Sorry. Waxing a bit philosophical this morning. Carry on!
I think it's less about pride in a particular town, so much as being able to play in big towns period. Not many people want to make berry bushes in an eve camp for the zillionth time.
Additionally, one hour is just a really short time to get to know a town, which is why some people want to be reborn a few times. Like it'd be probably more fun to play 2-3 hours and then be banned from that town forever, although the population mechanics prevent that from really being possible.
Added a permanent vog playground area to OCS
See discord for instructions.
Also, arena month 2 was a great success, bigger turnout! One of our dudes got some recordings of it. Missed recording the animal fights, but we can do another round next month ![]()
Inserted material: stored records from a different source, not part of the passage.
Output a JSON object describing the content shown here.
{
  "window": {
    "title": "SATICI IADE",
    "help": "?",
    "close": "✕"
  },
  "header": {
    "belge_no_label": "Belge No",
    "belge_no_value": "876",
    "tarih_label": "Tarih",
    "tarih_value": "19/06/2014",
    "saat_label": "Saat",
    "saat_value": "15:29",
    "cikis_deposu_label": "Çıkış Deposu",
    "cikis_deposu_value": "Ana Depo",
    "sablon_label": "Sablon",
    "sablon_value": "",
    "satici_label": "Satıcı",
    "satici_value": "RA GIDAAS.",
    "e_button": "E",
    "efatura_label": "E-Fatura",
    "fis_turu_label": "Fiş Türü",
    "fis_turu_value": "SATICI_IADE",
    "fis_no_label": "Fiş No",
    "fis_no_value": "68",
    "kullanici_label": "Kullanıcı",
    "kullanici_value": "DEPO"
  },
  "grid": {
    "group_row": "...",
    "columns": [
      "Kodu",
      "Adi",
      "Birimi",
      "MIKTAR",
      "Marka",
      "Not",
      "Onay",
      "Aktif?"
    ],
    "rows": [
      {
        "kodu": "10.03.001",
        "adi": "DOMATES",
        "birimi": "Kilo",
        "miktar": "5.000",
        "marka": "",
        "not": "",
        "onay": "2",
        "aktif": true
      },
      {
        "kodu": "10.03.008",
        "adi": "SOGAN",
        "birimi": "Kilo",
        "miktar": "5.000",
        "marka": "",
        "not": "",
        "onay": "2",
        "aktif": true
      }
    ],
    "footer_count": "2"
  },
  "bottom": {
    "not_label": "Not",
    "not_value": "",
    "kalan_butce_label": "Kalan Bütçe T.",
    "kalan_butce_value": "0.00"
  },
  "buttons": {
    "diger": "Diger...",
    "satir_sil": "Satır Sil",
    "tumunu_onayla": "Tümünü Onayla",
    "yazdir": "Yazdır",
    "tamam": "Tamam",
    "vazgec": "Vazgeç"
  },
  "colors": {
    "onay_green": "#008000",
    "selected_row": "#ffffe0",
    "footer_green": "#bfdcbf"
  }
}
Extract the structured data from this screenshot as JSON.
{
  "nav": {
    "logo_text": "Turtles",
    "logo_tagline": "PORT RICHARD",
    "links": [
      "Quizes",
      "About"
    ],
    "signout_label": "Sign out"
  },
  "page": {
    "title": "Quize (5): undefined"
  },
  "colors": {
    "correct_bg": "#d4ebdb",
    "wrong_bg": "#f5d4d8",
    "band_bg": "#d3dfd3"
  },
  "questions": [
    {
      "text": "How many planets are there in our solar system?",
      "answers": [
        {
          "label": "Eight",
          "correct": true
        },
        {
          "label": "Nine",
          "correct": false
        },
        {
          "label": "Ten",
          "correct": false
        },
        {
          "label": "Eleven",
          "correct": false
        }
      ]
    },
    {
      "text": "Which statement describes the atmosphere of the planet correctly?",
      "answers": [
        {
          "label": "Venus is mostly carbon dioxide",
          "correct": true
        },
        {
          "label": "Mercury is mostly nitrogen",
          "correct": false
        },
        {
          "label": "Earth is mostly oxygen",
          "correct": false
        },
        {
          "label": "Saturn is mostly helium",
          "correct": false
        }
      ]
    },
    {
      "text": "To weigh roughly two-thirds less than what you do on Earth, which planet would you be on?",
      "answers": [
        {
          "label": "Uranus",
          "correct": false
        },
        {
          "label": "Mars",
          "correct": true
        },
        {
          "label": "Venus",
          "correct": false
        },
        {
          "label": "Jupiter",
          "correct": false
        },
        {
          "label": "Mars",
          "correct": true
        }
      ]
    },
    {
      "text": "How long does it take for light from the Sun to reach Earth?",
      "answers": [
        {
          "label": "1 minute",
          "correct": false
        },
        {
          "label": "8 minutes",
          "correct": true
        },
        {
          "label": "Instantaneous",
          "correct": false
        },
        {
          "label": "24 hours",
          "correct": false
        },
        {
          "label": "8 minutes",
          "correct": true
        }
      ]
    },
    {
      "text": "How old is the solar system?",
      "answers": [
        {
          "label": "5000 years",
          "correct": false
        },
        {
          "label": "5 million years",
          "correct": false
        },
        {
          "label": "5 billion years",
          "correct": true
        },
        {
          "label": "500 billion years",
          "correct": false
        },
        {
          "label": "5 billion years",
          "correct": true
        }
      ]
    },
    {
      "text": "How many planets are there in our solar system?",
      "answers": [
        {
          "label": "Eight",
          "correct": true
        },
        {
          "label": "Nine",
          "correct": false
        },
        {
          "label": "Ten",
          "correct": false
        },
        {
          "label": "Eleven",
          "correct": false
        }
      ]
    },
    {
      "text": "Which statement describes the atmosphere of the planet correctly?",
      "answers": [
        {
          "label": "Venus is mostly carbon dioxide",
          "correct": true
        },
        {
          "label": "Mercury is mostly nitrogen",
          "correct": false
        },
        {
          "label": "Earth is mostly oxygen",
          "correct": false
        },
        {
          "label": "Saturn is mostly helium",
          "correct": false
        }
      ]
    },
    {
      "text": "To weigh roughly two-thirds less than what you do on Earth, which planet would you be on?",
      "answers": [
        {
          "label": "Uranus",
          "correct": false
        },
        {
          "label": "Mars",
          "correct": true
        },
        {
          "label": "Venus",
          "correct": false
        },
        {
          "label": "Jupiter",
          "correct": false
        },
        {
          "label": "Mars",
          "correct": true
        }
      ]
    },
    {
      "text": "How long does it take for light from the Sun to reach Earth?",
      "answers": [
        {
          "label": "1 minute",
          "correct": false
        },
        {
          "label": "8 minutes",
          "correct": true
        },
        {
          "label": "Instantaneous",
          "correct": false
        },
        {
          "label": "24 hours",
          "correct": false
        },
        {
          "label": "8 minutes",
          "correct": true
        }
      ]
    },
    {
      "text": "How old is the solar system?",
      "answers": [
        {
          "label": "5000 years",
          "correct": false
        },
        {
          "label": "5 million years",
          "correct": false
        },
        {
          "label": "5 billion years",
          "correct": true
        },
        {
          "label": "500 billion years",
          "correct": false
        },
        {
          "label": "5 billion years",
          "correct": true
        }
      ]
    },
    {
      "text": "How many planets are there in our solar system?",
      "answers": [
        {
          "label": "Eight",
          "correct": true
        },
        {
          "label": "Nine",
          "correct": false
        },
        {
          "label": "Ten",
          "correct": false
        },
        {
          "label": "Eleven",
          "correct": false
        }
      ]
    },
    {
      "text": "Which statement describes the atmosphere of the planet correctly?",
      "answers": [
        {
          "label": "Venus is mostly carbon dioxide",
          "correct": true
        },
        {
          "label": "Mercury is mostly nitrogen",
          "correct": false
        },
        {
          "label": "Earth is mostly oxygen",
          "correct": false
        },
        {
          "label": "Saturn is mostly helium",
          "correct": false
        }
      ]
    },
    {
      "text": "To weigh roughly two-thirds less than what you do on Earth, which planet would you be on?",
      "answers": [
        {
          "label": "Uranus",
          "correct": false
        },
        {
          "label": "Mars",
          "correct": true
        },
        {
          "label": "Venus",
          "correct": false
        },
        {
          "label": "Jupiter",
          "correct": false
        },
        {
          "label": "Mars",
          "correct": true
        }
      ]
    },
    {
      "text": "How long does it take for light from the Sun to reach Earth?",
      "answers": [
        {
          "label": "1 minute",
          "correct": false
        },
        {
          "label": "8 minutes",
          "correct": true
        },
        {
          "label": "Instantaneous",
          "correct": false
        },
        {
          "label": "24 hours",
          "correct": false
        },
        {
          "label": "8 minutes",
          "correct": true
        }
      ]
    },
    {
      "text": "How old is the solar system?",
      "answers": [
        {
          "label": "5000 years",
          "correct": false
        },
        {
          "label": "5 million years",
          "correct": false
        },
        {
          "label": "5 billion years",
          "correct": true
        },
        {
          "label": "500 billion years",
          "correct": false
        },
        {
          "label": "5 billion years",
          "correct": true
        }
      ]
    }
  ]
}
I'm not sure if it's a server crash, but I can definitely confirm some weird stuff happens. While I was running the script, nobody could get born for 5 minutes and it seemed like people were getting kicked off? With portager, another claimed to have issues getting born at the same time on discord.
I know it's a problem at this point because this actually affected my private server, OCS: It would freeze during the connection process (ticketing I assume? I use the official server's ticketing) and people were getting stuck on "waiting to be born". That's never happened and was occuring exactly when I ran the script.
I was thinking just this! However, I'm not sure what makes sense.
Longest avg life? Kinda boring.
Most kids? Too influenced by hour of day
Best kill/death ratio? Mass griefing for a month.
*shrug*
Guys, I would hold off on running the data fetching script. So far two people, portager and myself, have reported issues running the script, and when this issues occur, the entire OHOL servers fail and nobody can get born. I'm fairly confident this is not a coincidence.
Since thaulos already has the data downloaded, let's bug him for stats until we know this is not the cause or it's fixed. ![]()
Well, I think the ultimate measure in who's the do gooder for towns would be "grandkids divided by kids" as it shows you're making life for the next generation easier. Fragility mostly keeps all her kids, which is why she has the most grandkids. Hard to say, though, there's a lot of confounding variables, like people who Eve a lot are going to have cruddy offspring survival ratios. Then again, deliberate Eveing is mostly a selfish act xD
Regarding Babel: "God, observing their city and tower, confounds their speech so that they can no longer understand each other, and scatters them around the world."
So basically.. OHOL.
==========================================
greep
------------------------------------------
firstEntry: Fri, 30 Nov 2018 06:16:29 GMT
lastEntry: Thu, 07 Mar 2019 09:11:09 GMT
------------------------------------------
births: 1218
deaths: 555
timeAlive: 10d 15h 0m
males: 508
females: 710
males/females: 0.72
------------------------------------------
avg. death age: 27.57
Death by hunger: 390 -> 70.27%
Death by oldAge: 152 -> 27.39%
Death by killer: 13 -> 2.34%
------------------------------------------
ignoredUnderAgeDeaths: 662
elderDeaths: 152
------------------------------------------
born as eve: 199 -> 16.34%
avg. generation born into: 7.13
longest generation born into: 92
------------------------------------------
kids: 1415
kids per female life: 1.99
avg. kid lifespan: 11.41
grandkids: 1037
grandkids per female life: 1.46
------------------------------------------
kills: 13 -> 1.07%
avg. victim age: 34.64
victim female probability: 76.92%
==========================================
I think the low death age is me suiciding as eve a lot. I tend to go for a perfect spot or stop on a bear by age 18.
Joriom's stats also confuse me. How do you get an average death age of less than 3 if deaths below age 3 aren't counted?